Le prix Nobel d’économie (plus exactement, le prix d’économie de la Banque de Suède à la mémoire d’Alfred Nobel, ce dernier n’ayant pas prévu de récompenser les travaux des économistes) a été décerné cette année à une enseignante et chercheuse de Harvard et du NBER (National Bureau of Economic Research), le professeur Claudia Goldin. Nous avons toutes les raisons de nous en réjouir.
Le prix Nobel place chaque année un économiste sous les rampes des projecteurs et fait ainsi connaître ses recherches à un large public, la presse s‘empressant de présenter, avec plus ou moins d’exactitude, ses travaux. Notre joie est d’autant plus grande que, faut-il le rappeler, les choix de l’Académie suédoise, en tout cas dans le domaine des sciences économiques, n’ont pas toujours été des plus cohérents (certains pourront voir là une fatalité puisqu’il s’agit d’une science « humaine » et non d’une science « exacte »). De fait, le prix a été décerné à des économistes aux méthodologies très variées et aux positions en matière de politique économique tout aussi hétérogènes. On se souviendra en particulier de l’année 1974 où il a été partagé entre Gunnar Myrdal et Friedrich Hayek ; le premier keynésien et partisan d’un État-providence élargi, le second ayant passé le plus clair de sa carrière à dénoncer les méfaits de l’État-providence qui nous conduit à la servitude ! L’an passé, pour prendre un second exemple plus récent, ce sont trois spécialistes de la monnaie et de la finance qui ont été honorés : Ben Bernanke, Douglas W. Diamond et Philip Dybvig. Le comité Nobel a vu en eux les théoriciens qui, grâce à leurs travaux sur les faillites bancaires, ont permis de réagir intelligemment à la crise financière de 2007-2008. Un point de vue tout à fait contestable ainsi que l’explique George Selgin dans les pages du Journal des libertés.
Pourquoi alors féliciter le comité Nobel pour le choix de Claudia Goldin ? Avant tout, me semble-t-il, parce que cette femme a toujours été d’une extrême exigence quant à la méthode d’investigation choisie et aux conclusions que l’on peut en tirer.

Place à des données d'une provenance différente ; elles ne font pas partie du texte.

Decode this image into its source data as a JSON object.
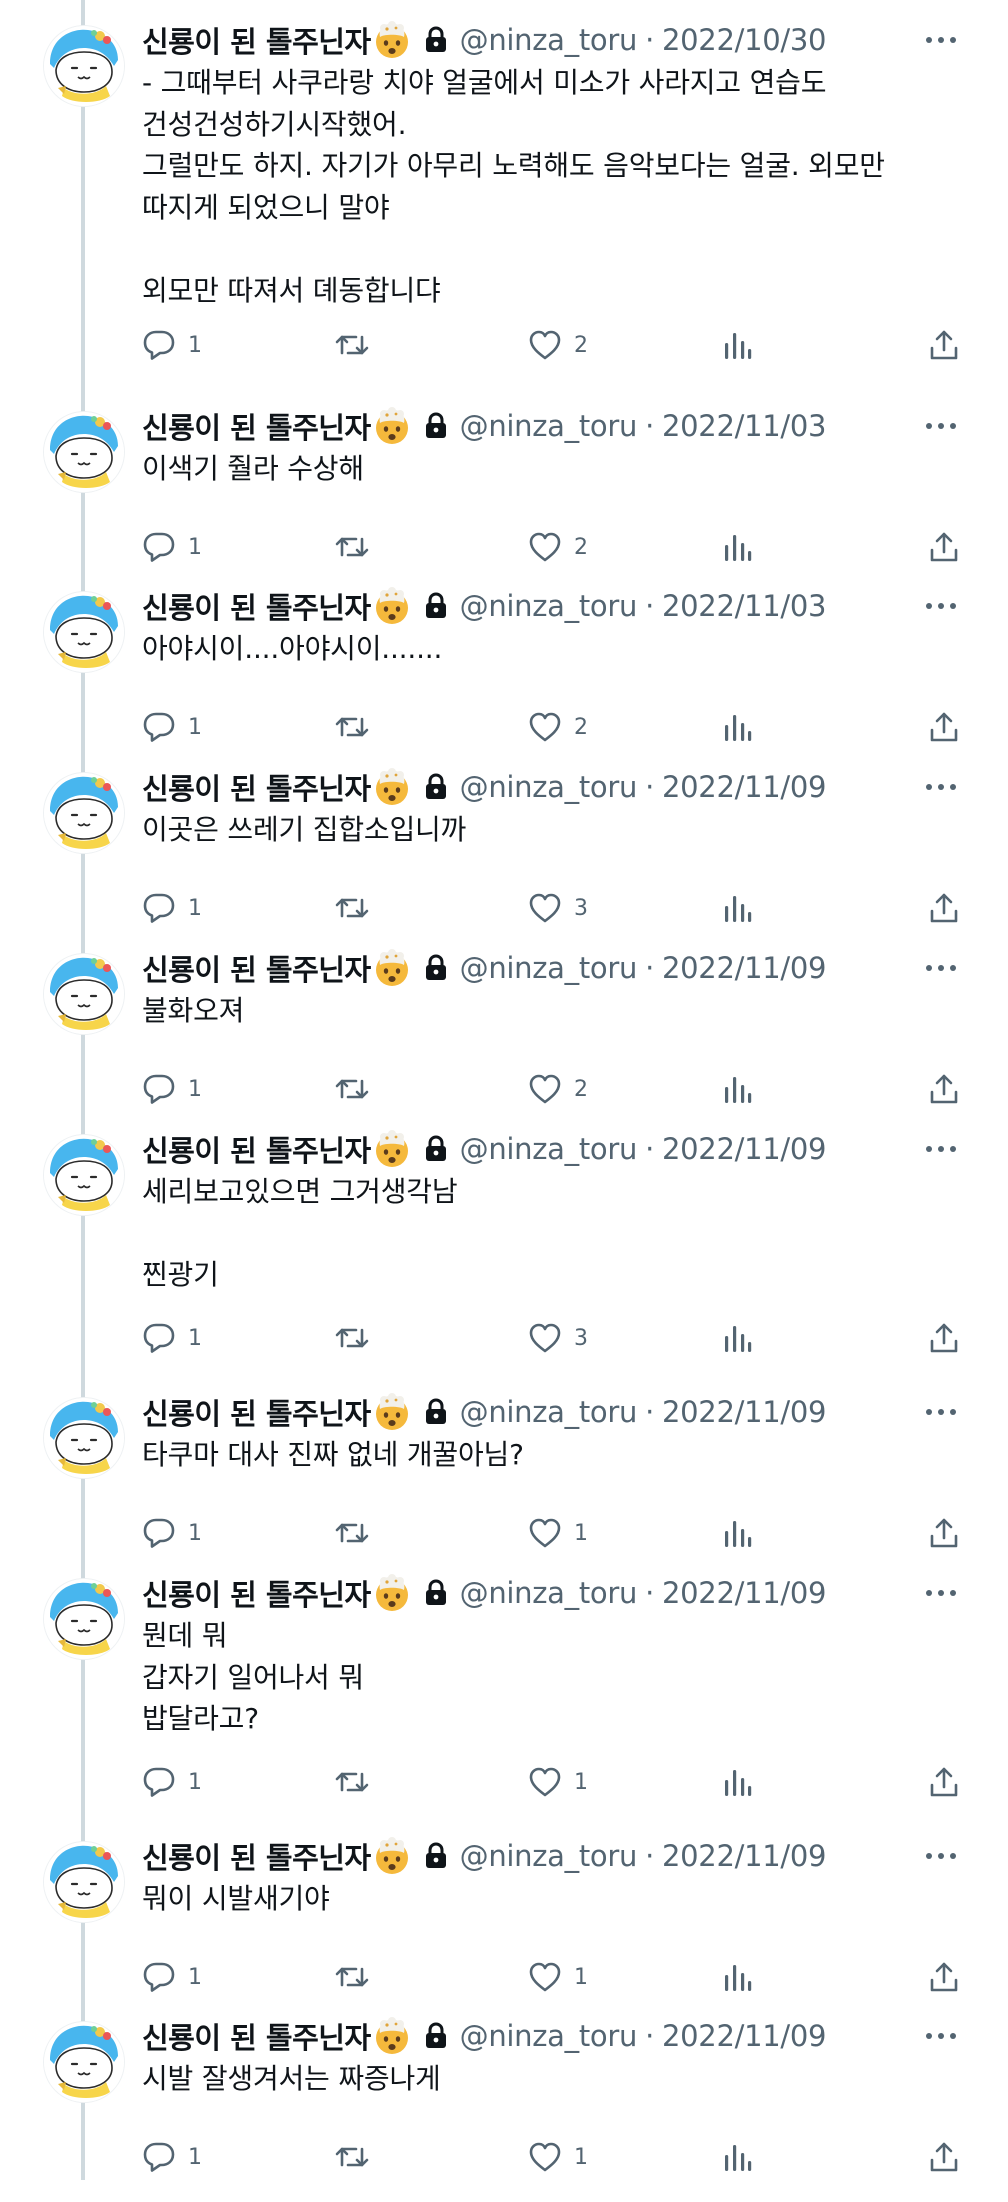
{
  "user": {
    "display_name": "신룡이 된 톨주닌자",
    "emoji": "exploding-head-emoji",
    "handle": "@ninza_toru",
    "protected_icon": "lock-icon"
  },
  "separator": "·",
  "icons": {
    "reply": "reply-icon",
    "retweet": "retweet-icon",
    "like": "heart-icon",
    "views": "views-chart-icon",
    "share": "share-icon",
    "more": "more-icon"
  },
  "colors": {
    "text": "#0f1419",
    "secondary": "#536471",
    "thread_line": "#cfd9de",
    "avatar_accent": "#48b6ee"
  },
  "tweets": [
    {
      "date": "2022/10/30",
      "text": "- 그때부터 사쿠라랑 치야 얼굴에서 미소가 사라지고 연습도 건성건성하기시작했어.\n그럴만도 하지. 자기가 아무리 노력해도 음악보다는 얼굴. 외모만 따지게 되었으니 말야\n\n외모만 따져서 뎨동합니댜",
      "replies": "1",
      "likes": "2"
    },
    {
      "date": "2022/11/03",
      "text": "이색기 줠라 수상해",
      "replies": "1",
      "likes": "2"
    },
    {
      "date": "2022/11/03",
      "text": "아야시이....아야시이.......",
      "replies": "1",
      "likes": "2"
    },
    {
      "date": "2022/11/09",
      "text": "이곳은 쓰레기 집합소입니까",
      "replies": "1",
      "likes": "3"
    },
    {
      "date": "2022/11/09",
      "text": "불화오져",
      "replies": "1",
      "likes": "2"
    },
    {
      "date": "2022/11/09",
      "text": "세리보고있으면 그거생각남\n\n찐광기",
      "replies": "1",
      "likes": "3"
    },
    {
      "date": "2022/11/09",
      "text": "타쿠마 대사 진짜 없네 개꿀아님?",
      "replies": "1",
      "likes": "1"
    },
    {
      "date": "2022/11/09",
      "text": "뭔데 뭐\n갑자기 일어나서 뭐\n밥달라고?",
      "replies": "1",
      "likes": "1"
    },
    {
      "date": "2022/11/09",
      "text": "뭐이 시발새기야",
      "replies": "1",
      "likes": "1"
    },
    {
      "date": "2022/11/09",
      "text": "시발 잘생겨서는 짜증나게",
      "replies": "1",
      "likes": "1"
    }
  ]
}
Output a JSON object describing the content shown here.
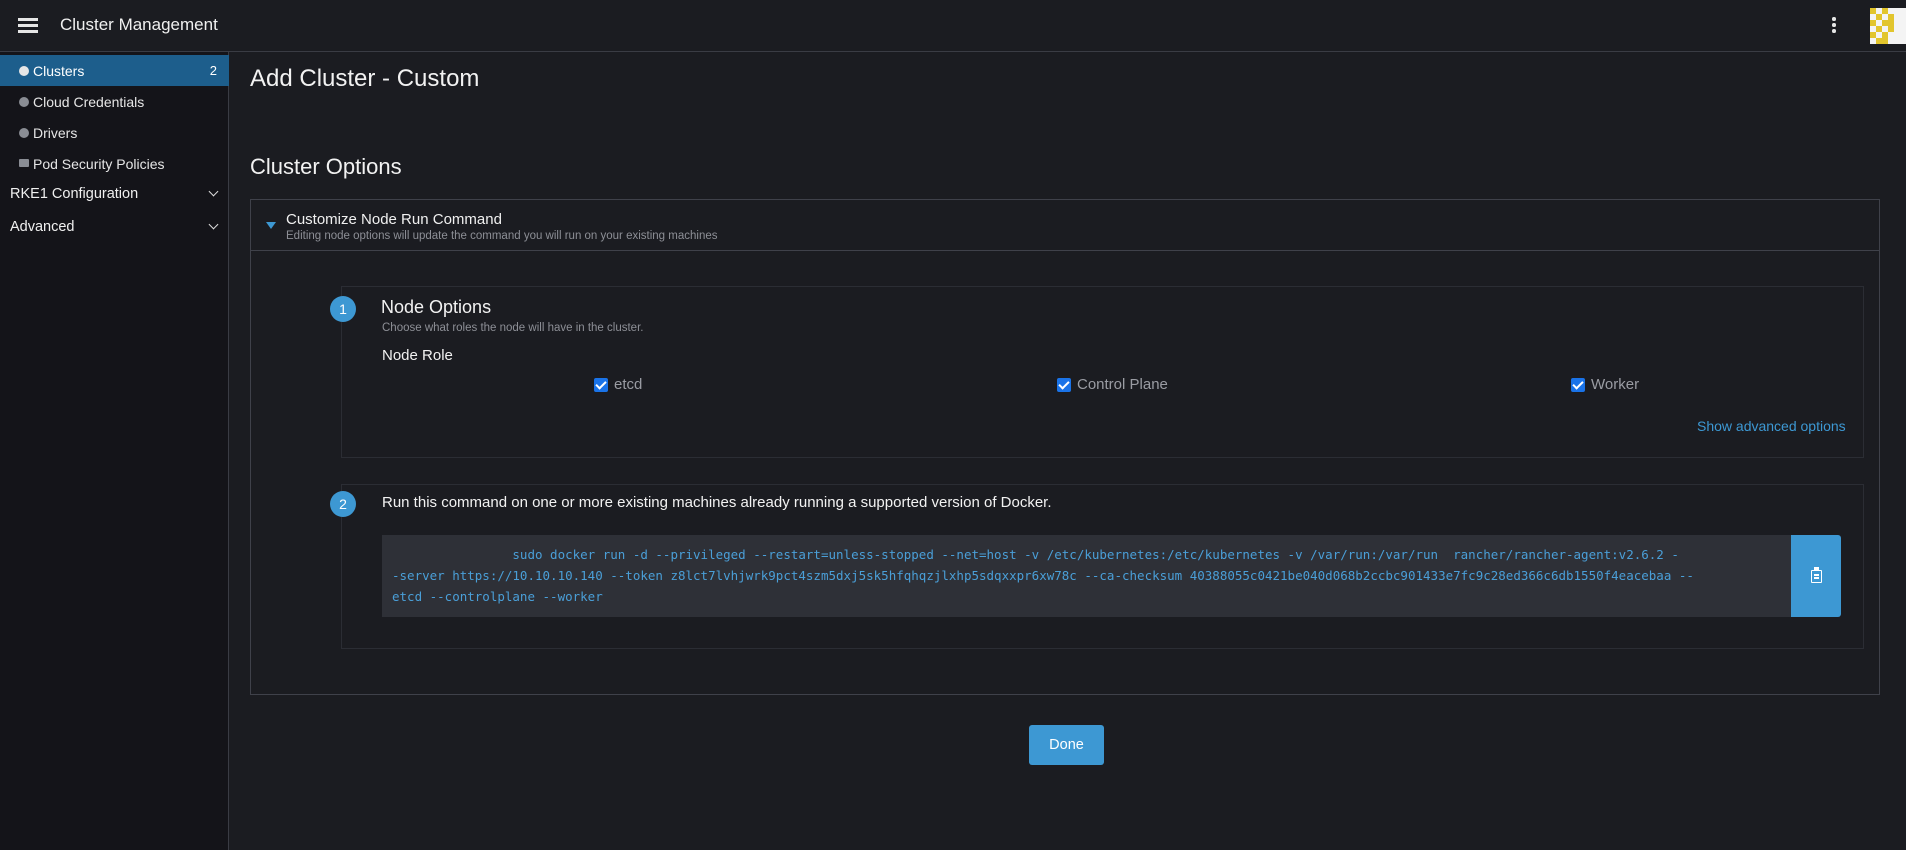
{
  "header": {
    "title": "Cluster Management",
    "menu_icon": "hamburger-menu-icon",
    "more_icon": "kebab-menu-icon"
  },
  "sidebar": {
    "items": [
      {
        "label": "Clusters",
        "count": "2",
        "icon": "globe-icon",
        "active": true
      },
      {
        "label": "Cloud Credentials",
        "icon": "globe-icon"
      },
      {
        "label": "Drivers",
        "icon": "globe-icon"
      },
      {
        "label": "Pod Security Policies",
        "icon": "folder-icon"
      }
    ],
    "groups": [
      {
        "label": "RKE1 Configuration"
      },
      {
        "label": "Advanced"
      }
    ]
  },
  "main": {
    "title": "Add Cluster - Custom",
    "section_title": "Cluster Options",
    "accordion": {
      "title": "Customize Node Run Command",
      "subtitle": "Editing node options will update the command you will run on your existing machines"
    },
    "step1": {
      "number": "1",
      "title": "Node Options",
      "subtitle": "Choose what roles the node will have in the cluster.",
      "role_label": "Node Role",
      "roles": [
        {
          "label": "etcd",
          "checked": true
        },
        {
          "label": "Control Plane",
          "checked": true
        },
        {
          "label": "Worker",
          "checked": true
        }
      ],
      "advanced_link": "Show advanced options"
    },
    "step2": {
      "number": "2",
      "text": "Run this command on one or more existing machines already running a supported version of Docker.",
      "command_lines": [
        "                sudo docker run -d --privileged --restart=unless-stopped --net=host -v /etc/kubernetes:/etc/kubernetes -v /var/run:/var/run  rancher/rancher-agent:v2.6.2 -",
        "-server https://10.10.10.140 --token z8lct7lvhjwrk9pct4szm5dxj5sk5hfqhqzjlxhp5sdqxxpr6xw78c --ca-checksum 40388055c0421be040d068b2ccbc901433e7fc9c28ed366c6db1550f4eacebaa --",
        "etcd --controlplane --worker"
      ],
      "copy_icon": "clipboard-icon"
    },
    "done_label": "Done"
  },
  "colors": {
    "accent": "#3d98d3",
    "active_nav": "#1d5e8c",
    "background": "#1b1c21",
    "sidebar": "#141419"
  }
}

En second lieu, parce que les résultats de ses recherches sont des plus encourageants pour la société occidentale et les valeurs qui l’ont fondée.
Claudia Goldin est titulaire d’une thèse de l’Université de Chicago portant sur l’esclavage dans le sud des Etats-Unis avant la guerre civile. Deux économistes — et non des moindres puisqu’ils ont tous deux également reçu le prix Nobel ! — l’ont inspirée et accompagnée dans ces premières recherches : Garry Becker et Robert Fogel. Le premier sans doute l’a convaincue d’appliquer les outils de la science économique pour comprendre « l’économie de la famille » et en particulier la décision, pour une femme, de rejoindre ou non le marché du travail. Le second, considéré comme l’un des pères de la cliométrie, lui a communiqué sa passion pour l’histoire économique mais aussi probablement une méthode permettant de l’explorer avec la plus grande rigueur. Une méthode qui a montré que les conditions de vie des esclaves qui vivaient dans le sud étaient meilleures que celles des ouvriers travaillant dans les manufactures du nord. Il n’en faisait pas, bien évidemment, un argument en faveur de l’esclavage, il voulait seulement rétablir des bases plus exactes pour les débats d’idées économiques et politiques. Fogel est d’ailleurs également connu pour avoir montré que le chemin de fer n’a pas joué le rôle déterminant qu’on lui prête souvent dans la révolution industrielle.
L’histoire économique va demeurer par la suite le domaine de prédilection de Claudia Goldin ; et l’évolution de la condition des femmes aux 19ème et 20ème siècles, le principal objet de ses recherches. Elle a porté  un intérêt tout particulier aux différences de traitement entre les hommes et les femmes sur le marché du travail, ainsi que l’indique le titre de l’un de ses ouvrages les plus connus paru en 1990 : « Understanding the Gender Gap : An Economic History of American Women ». Une fois encore, ce que révèle ce travail de détective – c’est ainsi qu’elle aime le présenter— est surprenant. On découvre que les femmes, comme les enfants, travaillent moins au 19ème siècle qu’au cours des siècles précédents. On découvre encore, avec moins d’étonnement, que l’emploi des femmes va croître rapidement après la Seconde Guerre mondiale mais moins par nécessité que par émancipation, la commercialisation des pilules contraceptives ayant joué semble-t-il un rôle non négligeable dans cette évolution.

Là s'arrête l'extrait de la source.